Georgia: Jet fleet grounded
Atlantic Southeast Airlines, a unit of SkyWest Inc. and one of nine regional carriers for Delta Air Lines Inc., said Wednesday it grounded 60 of its 112 50-seat Bombardier CRJ200 jets after an internal audit raised safety concerns. The groundings represent nearly 40 percent of ASA’s total fleet. The paperwork audit raised questions about whether the engines on Bombardier CRJ200 jets had been properly inspected according to the guidelines provided by the engines’ manufacturer, the company said.
Wyoming: Gray wolf change
The U.S. Fish and Wildlife Service has filed a formal rule to remove gray wolves from the federal endangered list in Montana and Idaho while leaving them on the list in Wyoming. The agency filed the rule Wednesday, a day ahead of today’s publication of the delisting in the Federal Register. Interior Secretary Ken Salazar has said he would uphold the decision to leave the Wyoming protections in place. A separate rule also calls for removing protections for wolves in the western Great Lakes.

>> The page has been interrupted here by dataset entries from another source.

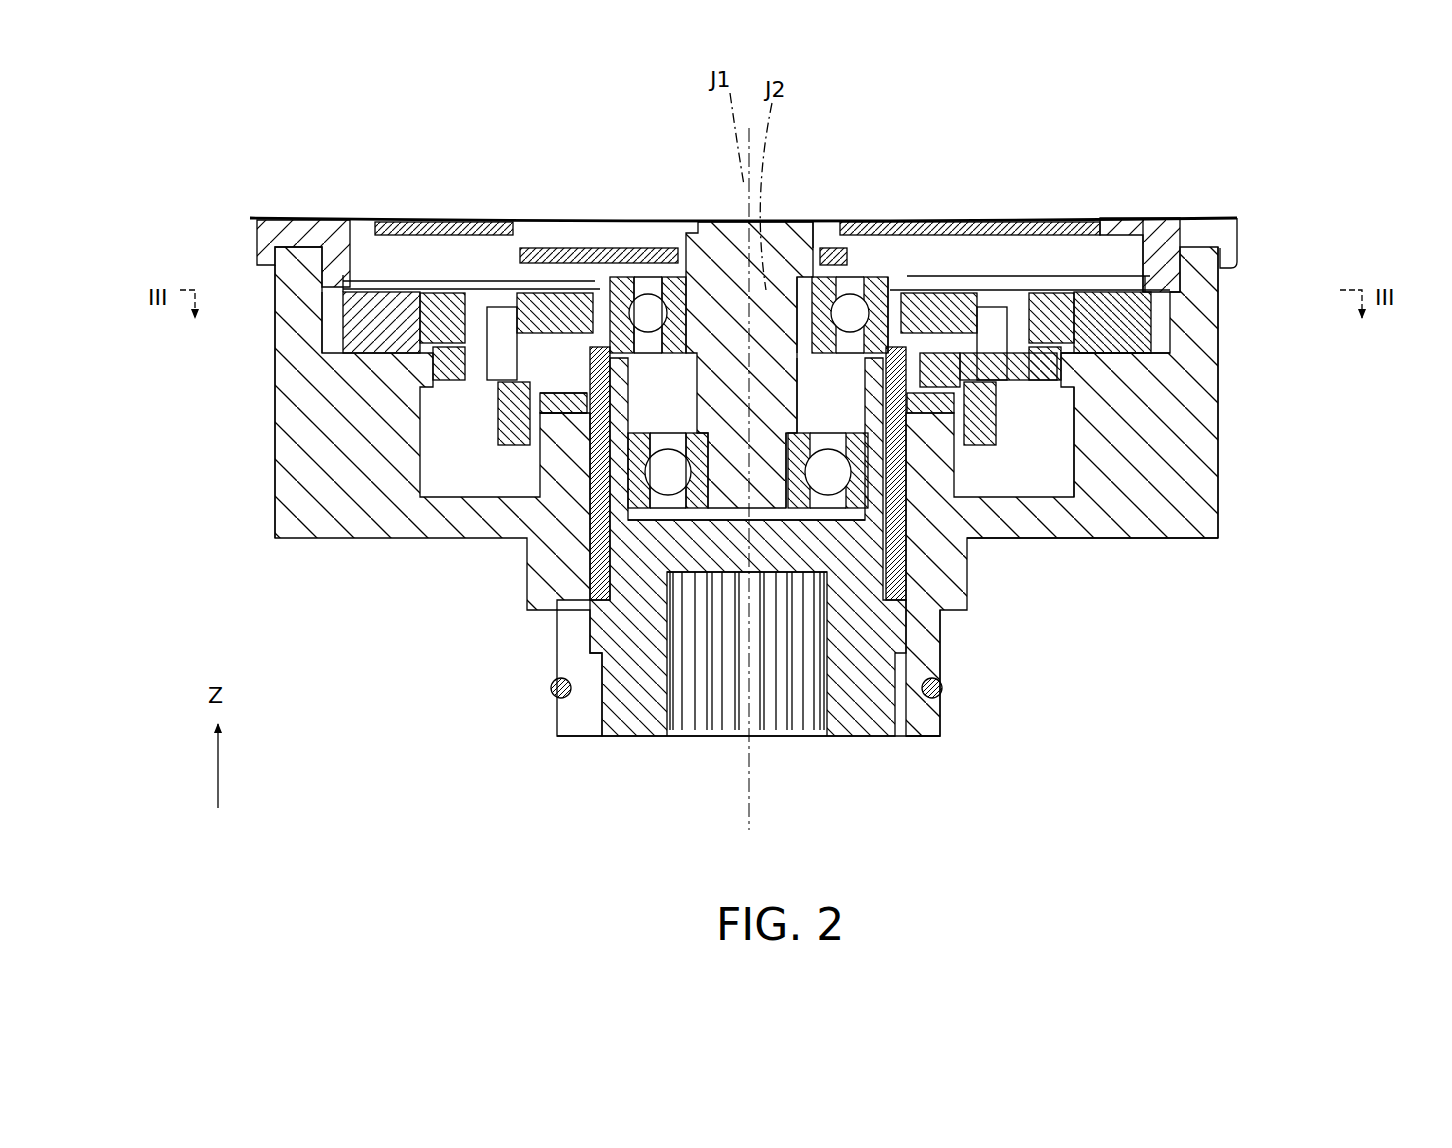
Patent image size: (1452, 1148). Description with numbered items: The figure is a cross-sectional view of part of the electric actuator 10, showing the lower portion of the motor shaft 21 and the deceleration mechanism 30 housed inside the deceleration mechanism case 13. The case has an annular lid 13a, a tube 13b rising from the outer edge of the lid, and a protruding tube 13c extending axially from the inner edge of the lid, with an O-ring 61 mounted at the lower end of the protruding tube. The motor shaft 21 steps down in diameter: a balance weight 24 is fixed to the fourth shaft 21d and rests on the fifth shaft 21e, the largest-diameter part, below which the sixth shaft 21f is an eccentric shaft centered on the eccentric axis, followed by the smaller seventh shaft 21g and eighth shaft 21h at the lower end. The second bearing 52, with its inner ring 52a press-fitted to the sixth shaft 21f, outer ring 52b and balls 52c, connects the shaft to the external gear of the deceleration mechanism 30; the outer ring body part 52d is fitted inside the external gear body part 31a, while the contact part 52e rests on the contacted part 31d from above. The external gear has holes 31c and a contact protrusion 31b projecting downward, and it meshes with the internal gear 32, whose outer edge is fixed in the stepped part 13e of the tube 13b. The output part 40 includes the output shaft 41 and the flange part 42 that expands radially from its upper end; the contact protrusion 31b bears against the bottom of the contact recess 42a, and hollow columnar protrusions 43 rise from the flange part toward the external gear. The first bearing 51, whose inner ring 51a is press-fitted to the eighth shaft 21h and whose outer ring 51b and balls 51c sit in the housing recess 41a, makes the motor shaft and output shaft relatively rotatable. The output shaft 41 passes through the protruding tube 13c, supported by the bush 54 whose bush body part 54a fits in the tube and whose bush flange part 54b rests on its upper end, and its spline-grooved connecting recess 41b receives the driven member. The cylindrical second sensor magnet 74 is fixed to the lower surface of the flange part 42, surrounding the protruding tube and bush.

The electric actuator 10 is at (1308, 170).
The deceleration mechanism case 13 is at (1232, 309).
The lid 13a is at (1028, 537).
The tube 13b is at (1215, 432).
The protruding tube 13c is at (921, 722).
The stepped part 13e is at (1070, 333).
The motor shaft 21 is at (824, 485).
The fourth shaft 21d is at (814, 235).
The fifth shaft 21e is at (845, 258).
The sixth shaft 21f is at (784, 292).
The seventh shaft 21g is at (782, 397).
The eighth shaft 21h is at (774, 492).
The balance weight 24 is at (538, 250).
The deceleration mechanism 30 is at (332, 328).
The external gear body part 31a is at (1200, 545).
The contact protrusion 31b is at (1158, 548).
The holes 31c is at (475, 292).
The contacted part 31d is at (608, 290).
The internal gear 32 is at (357, 350).
The output part 40 is at (855, 742).
The output shaft 41 is at (646, 722).
The housing recess 41a is at (452, 365).
The connecting recess 41b is at (668, 692).
The flange part 42 is at (480, 322).
The contact recess 42a is at (524, 302).
The protrusions 43 is at (362, 332).
The first bearing 51 is at (598, 475).
The inner ring 51a is at (697, 495).
The outer ring 51b is at (642, 495).
The balls 51c is at (905, 557).
The second bearing 52 is at (880, 262).
The inner ring 52a is at (678, 294).
The outer ring 52b is at (1050, 119).
The balls 52c is at (648, 298).
The outer ring body part 52d is at (985, 335).
The contact part 52e is at (925, 340).
The bush 54 is at (516, 692).
The bush body part 54a is at (580, 440).
The bush flange part 54b is at (548, 402).
The O-ring 61 is at (938, 692).
The second sensor magnet 74 is at (1138, 292).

Minnesota: Craigslist killer
A man convicted of murdering a woman he had lured to his home with a Craigslist baby-sitting ad was sentenced Wednesday to life in prison without the chance of parole. The sentence was mandatory for 20-year-old Michael John Anderson, who was convicted Tuesday of first-degree premeditated murder and other charges in the October 2007 shooting death of Katherine Ann Olson, 24. Prosecutors said Anderson, of Savage, ran the ad in order to lure a woman to his home so he might experience what it felt like to kill.
Michigan: Biker club arrests
The national president of a motorcycle club was arrested Wednesday on federal charges that include being a violent felon in possession of body armor, federal prosecutors said. The U.S. attorney’s office in Detroit said Jeff G. “Fat Dog” Smith of the Devil’s Diciples illegally possessed two body armor vests, and that he and 16 other members of the gang also were charged with using a telephone for drug trafficking. Federal authorities say they seized 55 pounds of marijuana, 1 ½ pounds of methamphetamine, Vicodin and OxyContin pills, firearms, ammunition, bulletproof vests and 15 casino-style slot machines.
Venezuela: Oil exports rise
Venezuela increased oil shipments to the United States in January, despite President Hugo Chavez’s anti-U.S. rhetoric and a promise to OPEC to cut output, the U.S. Department of Energy said Wednesday. Crude shipments from Venezuela to the U.S. rose to an average 1.2 million barrels a day in January, up 14 percent from December, according to data from the department. Venezuela had promised to cut exports to the U.S. by 16 percent starting Jan. 1 to comply with OPEC cuts.
Jamaica: ‘Ganja granny’ guilty
Police said a 71-year-old Canadian woman has pleaded guilty to drug smuggling charges after customs officials found 8 pounds of marijuana hidden in her luggage at a Jamaican airport. Montego Bay police on Wednesday identified the woman as Margueritta Lancaster-Reid of Ontario. Police said the elderly woman — dubbed “ganja granny” by local media — pleaded guilty Tuesday to concealing the marijuana in her luggage She is scheduled to be sentenced Friday.